The two-sample t-test is a way to test whether two data sets come from distributions with the same mean. I wrote a few days ago about how the test performs under ideal circumstances, as well as less than ideal circumstances.
This is an analogous post for testing whether two data sets come from distributions with the same variance. Statistics texts books often present the F-test for this task, then warn in a footnote that the test is highly dependent on the assumption that both data sets come from normal distributions.
Sensitivity and robustness
Statistics texts give too little attention to robustness in my opinion. Modeling assumptions never hold exactly, so it’s important to know how procedures perform when assumptions don’t hold exactly. Since the F-test is one of the rare instances where textbooks warn about a lack of robustness, I expected the F-test to perform terribly under simulation, relative to its recommended alternatives Bartlett’s test and Levene’s test. That’s not exactly what I found.
For my simulations I selected 35 samples from each of two distributions. I selected significance levels for the F-test, Bartlett’s test, and Levene’s test so that each would have roughly a 5% error rate under a null scenario, both sets of data coming from the same distribution, and a 20% error rate under an alternative scenario.

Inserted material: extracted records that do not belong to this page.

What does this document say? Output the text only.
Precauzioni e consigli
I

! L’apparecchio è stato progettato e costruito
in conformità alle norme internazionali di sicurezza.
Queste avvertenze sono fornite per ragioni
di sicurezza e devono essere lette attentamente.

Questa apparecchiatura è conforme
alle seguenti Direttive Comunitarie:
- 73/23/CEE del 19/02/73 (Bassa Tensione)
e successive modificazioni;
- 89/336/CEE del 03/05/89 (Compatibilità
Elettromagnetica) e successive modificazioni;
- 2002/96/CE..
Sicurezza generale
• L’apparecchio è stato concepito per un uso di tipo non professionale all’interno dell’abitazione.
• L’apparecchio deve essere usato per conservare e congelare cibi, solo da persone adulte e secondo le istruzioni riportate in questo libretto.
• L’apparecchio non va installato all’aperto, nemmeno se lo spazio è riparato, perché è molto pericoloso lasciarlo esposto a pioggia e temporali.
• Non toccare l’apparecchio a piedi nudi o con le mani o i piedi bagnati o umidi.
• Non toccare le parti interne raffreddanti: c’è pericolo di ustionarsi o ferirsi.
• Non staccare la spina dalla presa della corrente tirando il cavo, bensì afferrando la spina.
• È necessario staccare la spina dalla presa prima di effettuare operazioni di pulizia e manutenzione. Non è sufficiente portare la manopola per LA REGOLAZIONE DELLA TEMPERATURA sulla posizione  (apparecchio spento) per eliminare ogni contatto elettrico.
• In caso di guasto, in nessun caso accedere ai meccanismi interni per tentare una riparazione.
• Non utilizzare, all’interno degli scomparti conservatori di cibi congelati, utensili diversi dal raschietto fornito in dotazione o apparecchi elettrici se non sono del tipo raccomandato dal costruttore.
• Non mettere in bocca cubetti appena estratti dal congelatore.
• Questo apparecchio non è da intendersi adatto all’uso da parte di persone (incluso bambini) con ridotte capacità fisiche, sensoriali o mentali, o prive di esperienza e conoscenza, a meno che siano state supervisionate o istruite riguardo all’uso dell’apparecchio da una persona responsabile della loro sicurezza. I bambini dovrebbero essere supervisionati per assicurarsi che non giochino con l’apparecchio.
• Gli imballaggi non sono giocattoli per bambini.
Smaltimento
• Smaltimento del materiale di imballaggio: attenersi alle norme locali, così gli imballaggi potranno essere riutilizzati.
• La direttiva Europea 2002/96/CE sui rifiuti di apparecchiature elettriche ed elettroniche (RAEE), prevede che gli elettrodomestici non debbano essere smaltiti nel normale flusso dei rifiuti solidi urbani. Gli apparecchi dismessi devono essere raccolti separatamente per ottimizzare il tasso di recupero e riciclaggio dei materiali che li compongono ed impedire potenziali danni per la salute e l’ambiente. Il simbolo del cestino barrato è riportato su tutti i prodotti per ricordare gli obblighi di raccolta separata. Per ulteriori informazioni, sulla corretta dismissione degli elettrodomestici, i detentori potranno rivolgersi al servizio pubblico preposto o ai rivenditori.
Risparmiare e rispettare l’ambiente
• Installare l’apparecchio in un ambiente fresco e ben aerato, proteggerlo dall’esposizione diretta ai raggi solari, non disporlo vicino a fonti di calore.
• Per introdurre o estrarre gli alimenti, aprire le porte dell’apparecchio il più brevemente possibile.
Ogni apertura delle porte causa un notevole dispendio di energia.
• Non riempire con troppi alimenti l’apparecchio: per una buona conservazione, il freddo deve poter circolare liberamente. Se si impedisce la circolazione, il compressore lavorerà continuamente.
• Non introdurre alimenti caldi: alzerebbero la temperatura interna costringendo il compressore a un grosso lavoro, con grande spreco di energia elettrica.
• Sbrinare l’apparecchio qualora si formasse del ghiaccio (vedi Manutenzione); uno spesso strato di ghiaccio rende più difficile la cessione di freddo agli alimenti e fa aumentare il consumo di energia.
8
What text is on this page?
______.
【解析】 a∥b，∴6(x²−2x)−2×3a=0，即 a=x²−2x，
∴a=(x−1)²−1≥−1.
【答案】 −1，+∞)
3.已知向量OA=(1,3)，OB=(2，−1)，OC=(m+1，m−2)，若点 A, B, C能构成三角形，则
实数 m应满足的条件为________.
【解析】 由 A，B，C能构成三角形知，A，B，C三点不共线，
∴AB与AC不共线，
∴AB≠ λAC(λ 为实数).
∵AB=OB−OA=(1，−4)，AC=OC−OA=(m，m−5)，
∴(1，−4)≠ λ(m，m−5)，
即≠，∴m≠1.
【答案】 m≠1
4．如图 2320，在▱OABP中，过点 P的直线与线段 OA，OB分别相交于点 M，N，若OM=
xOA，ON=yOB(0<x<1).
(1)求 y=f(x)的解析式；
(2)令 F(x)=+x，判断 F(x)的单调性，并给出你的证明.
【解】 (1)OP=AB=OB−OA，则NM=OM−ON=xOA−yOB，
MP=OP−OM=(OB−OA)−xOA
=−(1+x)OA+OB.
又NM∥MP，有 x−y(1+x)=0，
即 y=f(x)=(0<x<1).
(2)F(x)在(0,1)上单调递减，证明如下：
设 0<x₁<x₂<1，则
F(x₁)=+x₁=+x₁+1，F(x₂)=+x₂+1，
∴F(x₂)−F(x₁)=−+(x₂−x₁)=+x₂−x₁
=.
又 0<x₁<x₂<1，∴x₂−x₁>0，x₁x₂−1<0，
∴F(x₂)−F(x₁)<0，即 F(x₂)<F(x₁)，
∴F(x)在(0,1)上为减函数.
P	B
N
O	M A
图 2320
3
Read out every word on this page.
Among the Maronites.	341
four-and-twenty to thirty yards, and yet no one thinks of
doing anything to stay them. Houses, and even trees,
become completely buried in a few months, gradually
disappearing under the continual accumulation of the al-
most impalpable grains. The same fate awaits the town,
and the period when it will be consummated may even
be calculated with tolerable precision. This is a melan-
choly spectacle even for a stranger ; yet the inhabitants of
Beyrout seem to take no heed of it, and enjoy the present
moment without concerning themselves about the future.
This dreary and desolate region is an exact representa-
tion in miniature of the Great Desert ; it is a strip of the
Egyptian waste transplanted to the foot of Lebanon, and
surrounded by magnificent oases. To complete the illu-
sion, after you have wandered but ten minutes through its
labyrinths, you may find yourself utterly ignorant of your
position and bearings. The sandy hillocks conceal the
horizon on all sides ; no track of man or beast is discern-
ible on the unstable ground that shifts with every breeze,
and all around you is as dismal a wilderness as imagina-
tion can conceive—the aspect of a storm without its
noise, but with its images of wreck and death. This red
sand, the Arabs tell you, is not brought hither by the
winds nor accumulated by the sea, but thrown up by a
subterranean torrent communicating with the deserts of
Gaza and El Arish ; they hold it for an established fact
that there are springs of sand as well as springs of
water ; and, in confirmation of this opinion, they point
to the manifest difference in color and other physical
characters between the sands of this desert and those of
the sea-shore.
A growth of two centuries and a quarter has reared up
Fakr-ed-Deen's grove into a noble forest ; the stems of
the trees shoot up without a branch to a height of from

I chose my initial null and alternative scenarios to use normal (Gaussian) distributions, i.e. to satisfy the assumptions of the F-test. Then I used the same designs for data coming from a heavy-tailed distribution to see how well each of the tests performed.
For the normal null scenario, both data sets were drawn from a normal distribution with mean 0 and standard deviation 15. For the normal alternative scenario I used normal distributions with standard deviations 15 and 25.
Normal distribution calibration
Here are the results from the normal distribution simulations.
| Test | Alpha | Type I | Type II |
| F | 0.13 | 0.0390 | 0.1863 |
| Bartlett | 0.04 | 0.0396 | 0.1906 |
| Levene | 0.06 | 0.0439 | 0.2607 |
Here the Type I column is the proportion of times the test incorrectly concluded that identical distributions had unequal variances. The Type II column reports the proportion of times the test failed to conclude that distributions with different variances indeed had unequal variances. Results were based on simulating 10,000 experiments.
The three tests had roughly equal operating characteristics. The only difference that stands out above simulation noise is that the Levene test had larger Type II error than the other tests when calibrated to have the same Type I error.
To calibrate the operating characteristics, I used alpha levels 0.15, 0.04, and 0.05 respectively for the F, Bartlett, and Levene tests.
Heavy-tail simulation results
Next I used the design parameters above, i.e. the alpha levels for each test, but drew data from distributions with a heavier tail. For the null scenario, both data sets were drawn from a Student t distribution with 4 degrees of freedom and scale 15. For the alternative scenario, the scale of one of the distributions was increased to 25. Here are the results, again based on 10,000 simulations.
| Test | Alpha | Type I | Type II |
| F | 0.13 | 0.2417 | 0.2852 |
| Bartlett | 0.04 | 0.2165 | 0.2859 |
| Levene | 0.06 | 0.0448 | 0.4537 |
The operating characteristics degraded when drawing samples from a heavy-tailed distribution, t with 4 degrees of freedom, but they didn’t degrade uniformly.
Compared to the F-test, the Bartlett test had slightly better Type I error and the same Type II error.
The Levene test, had a much lower Type I error than the other tests, hardly higher than it was when drawing from a normal distribution, but had a higher Type II error.
Conclusion: The F-test is indeed sensitive to departures from the Gaussian assumption, but Bartlett’s test doesn’t seem much better in these particular scenarios. Levene’s test, however, does perform better than the F-test, depending on the relative importance you place on Type I and Type II error.